Blood Pressure Control in the Elderly Needs Common Sense and Individualization

The recent SPRINT study pointed out the benefits of lowering blood pressure to < 120 mm Hg rather than 140 mm Hg in patients’ high risk for cardiovascular events because this reduced all-cause mortality by 25% and cardiovascular events by 35%. The SPRINT study is ongoing and will hopefully one day answer the question of does this data apply to the older elderly or our increasing population of 80 and 90 year olds. Previous studies looking at presumed dementia including pathological autopsy review of brains hinted at aggressive blood pressure lowering causing low perfusion or blood supply to the brain resulting in dementia type symptoms. In lay terms the anatomic findings did not support the diagnosis of dementia but the behavior which was dementia like may have been due to over aggressive lowering of blood pressure preventing elderly brains from receiving enough blood.

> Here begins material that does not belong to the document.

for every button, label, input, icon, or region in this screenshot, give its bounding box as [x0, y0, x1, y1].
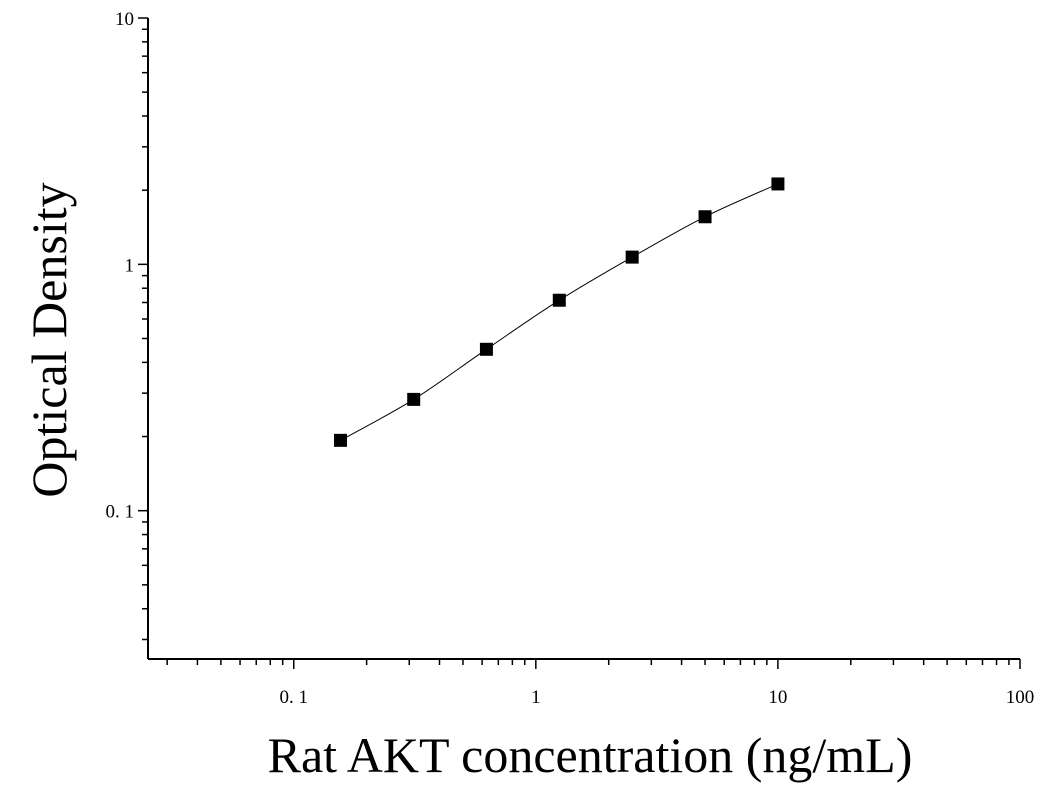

Nanette Wenger MD, a professor Emeritus of Cardiology at the Emory University School of Medicine and one of the most common sense teachers of clinical medicine cited the need for individuality in treating this patient group. She reviewed the many existing blood pressure guidelines and suggested keeping the systolic blood pressure of people over 80 to < 150/90 while shooting for < 140/90 in younger adults. Her clinical talk at the American Heart Association meeting recently contrasted the treatment of an 80 year old active vibrant individual managing all his or her affairs , in contrast to a wheelchair bound mildly cognitively impaired person living in a skilled nursing facility. She talked about starting slow with a low dose of medication and gradually titrating the dosage to control the pressure while checking to see if the blood pressure abruptly drops upon standing up or sitting up from a supine position. In most cases it requires at least 2-3 medications at low dosage to control blood pressure without producing adverse effects. It is still unclear if both younger adults and certainly older adults will tolerate and take higher dosages and more medications to achieve the suggested outcomes that the SPRINT study is encouraging. This fact makes it increasingly clear that patients will need a physician who has the time and takes the time to learn of their lifestyle and how taking the medication impacts it. In today’s medical world of conveyor belt template driven care encouraged by employers and insurers, finding that type of individual attention and access is a challenge in itself.

“There really is no template for the oldest old,” Dr Wenger advised. For this reason geriatricians and primary care physicians who are accessible and take the time to determine the entire clinical picture are necessary to tailor individual care.